Everyone looked at Mildred, except Michael, who’d begun to cry again. This time it was far more gently, small pearl tears easing out of his swollen eyes and cutting uneven pink furrows through the fresh blood.

“You can remember which redoubt had this gateway?”

“Sure, Ryan. I’m honestly surprised that you can’t. And surprised at Dean. Didn’t expect old farts like Doc to recall it, but the boy”

Dean scratched the side of his nose, his face a study in concentration. Suddenly he smiled. “Yeah. Course.”

Then it came to Ryan, as well, and to Krysty. “Might not be the same place,” he said. “Could be several gateways with the same color of armaglass.”

Krysty shook her head. “No, lover.
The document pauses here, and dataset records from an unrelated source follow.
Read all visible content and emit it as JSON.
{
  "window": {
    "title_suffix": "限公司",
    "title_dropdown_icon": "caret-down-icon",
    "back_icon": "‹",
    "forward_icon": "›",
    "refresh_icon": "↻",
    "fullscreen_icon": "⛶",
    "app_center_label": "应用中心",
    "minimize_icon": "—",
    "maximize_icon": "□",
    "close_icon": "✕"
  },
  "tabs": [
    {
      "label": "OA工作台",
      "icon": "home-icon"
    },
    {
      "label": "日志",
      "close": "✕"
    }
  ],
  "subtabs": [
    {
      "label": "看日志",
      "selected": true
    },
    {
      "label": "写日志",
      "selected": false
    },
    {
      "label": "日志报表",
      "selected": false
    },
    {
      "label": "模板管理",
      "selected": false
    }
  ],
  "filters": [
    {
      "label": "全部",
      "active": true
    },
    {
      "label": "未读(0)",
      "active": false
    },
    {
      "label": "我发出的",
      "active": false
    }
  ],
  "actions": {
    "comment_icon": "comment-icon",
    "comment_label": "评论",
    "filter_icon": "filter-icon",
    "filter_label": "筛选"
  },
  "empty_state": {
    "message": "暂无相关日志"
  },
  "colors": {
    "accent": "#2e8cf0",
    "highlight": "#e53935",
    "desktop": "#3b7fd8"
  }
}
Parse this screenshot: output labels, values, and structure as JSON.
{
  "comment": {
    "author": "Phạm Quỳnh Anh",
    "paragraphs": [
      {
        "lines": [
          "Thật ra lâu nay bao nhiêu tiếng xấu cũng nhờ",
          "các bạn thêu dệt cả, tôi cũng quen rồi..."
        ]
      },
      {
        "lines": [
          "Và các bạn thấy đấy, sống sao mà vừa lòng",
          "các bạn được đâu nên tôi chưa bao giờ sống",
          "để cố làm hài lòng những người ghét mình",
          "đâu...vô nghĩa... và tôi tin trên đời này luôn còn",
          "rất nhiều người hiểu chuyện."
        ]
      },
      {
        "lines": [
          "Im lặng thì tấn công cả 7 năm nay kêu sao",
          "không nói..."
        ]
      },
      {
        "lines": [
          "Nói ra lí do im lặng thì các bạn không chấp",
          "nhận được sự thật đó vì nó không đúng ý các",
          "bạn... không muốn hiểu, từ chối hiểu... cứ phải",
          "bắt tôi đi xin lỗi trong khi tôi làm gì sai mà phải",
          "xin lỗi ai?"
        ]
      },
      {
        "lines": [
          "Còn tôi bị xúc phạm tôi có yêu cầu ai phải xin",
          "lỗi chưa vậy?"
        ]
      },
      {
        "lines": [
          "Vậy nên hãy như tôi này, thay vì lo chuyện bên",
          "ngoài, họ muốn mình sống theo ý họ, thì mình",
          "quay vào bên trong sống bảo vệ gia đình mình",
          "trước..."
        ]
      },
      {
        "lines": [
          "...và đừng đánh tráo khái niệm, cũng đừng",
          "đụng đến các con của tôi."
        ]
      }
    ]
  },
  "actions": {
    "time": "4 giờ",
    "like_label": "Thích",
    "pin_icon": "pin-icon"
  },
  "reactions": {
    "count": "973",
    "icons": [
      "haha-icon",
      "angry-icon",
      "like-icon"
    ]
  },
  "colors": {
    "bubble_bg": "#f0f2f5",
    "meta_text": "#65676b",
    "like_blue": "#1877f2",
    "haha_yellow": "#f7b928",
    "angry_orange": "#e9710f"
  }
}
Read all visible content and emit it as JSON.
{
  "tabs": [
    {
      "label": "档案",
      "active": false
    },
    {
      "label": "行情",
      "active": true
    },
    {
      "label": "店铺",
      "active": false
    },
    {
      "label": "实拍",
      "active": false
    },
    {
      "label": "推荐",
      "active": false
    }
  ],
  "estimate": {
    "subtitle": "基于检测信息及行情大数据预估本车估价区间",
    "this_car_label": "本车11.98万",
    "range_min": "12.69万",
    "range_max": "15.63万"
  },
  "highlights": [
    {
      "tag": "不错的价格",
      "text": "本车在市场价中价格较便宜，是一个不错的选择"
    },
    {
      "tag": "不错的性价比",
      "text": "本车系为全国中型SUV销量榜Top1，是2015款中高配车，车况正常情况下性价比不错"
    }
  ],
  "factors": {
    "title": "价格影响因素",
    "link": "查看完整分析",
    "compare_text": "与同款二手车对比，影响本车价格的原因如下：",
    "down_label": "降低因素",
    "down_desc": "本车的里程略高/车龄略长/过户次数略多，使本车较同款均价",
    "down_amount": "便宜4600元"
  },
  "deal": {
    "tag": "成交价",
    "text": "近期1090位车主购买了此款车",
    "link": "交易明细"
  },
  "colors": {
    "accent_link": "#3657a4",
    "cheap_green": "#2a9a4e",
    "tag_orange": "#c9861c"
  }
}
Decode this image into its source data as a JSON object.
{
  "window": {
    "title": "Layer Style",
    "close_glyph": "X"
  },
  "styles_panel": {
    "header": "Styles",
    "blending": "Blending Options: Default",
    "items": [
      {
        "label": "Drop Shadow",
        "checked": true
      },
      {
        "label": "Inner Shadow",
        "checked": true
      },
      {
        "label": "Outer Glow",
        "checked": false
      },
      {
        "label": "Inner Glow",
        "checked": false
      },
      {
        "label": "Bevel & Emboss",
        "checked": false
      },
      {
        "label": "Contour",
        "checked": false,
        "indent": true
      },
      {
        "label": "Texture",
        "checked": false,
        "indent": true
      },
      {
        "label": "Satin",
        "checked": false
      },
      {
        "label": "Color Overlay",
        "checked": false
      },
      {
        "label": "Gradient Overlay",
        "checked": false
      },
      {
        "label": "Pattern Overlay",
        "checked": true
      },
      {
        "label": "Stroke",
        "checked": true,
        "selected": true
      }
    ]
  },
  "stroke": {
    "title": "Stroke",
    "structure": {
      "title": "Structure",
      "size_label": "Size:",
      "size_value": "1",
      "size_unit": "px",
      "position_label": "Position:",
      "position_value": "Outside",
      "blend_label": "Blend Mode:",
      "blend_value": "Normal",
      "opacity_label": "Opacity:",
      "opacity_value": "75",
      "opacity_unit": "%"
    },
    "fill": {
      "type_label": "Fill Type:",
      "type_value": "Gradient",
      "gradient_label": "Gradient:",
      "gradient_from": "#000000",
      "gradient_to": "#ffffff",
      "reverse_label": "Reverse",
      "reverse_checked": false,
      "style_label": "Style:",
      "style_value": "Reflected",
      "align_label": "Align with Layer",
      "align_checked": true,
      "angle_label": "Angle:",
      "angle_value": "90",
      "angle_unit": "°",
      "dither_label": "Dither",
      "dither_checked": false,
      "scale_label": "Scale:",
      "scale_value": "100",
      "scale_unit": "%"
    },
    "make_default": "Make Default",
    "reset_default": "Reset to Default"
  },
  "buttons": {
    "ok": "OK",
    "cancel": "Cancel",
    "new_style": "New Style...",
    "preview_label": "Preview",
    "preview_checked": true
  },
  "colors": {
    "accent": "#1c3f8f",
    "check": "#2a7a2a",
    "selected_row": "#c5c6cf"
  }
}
Now I remember and I can feel it. I’d stake a bootful of jack we’ve jumped to New Mexico. We can see Jak Lauren again.”

Chapter Three

The redoubt had been extensively damaged during a huge explosion on their first jump to it, blowing away half of the red-baked mountain. The battered, rusted communication dish at the bottom of the slope, where they’d all sheltered to save their lives, still stood there.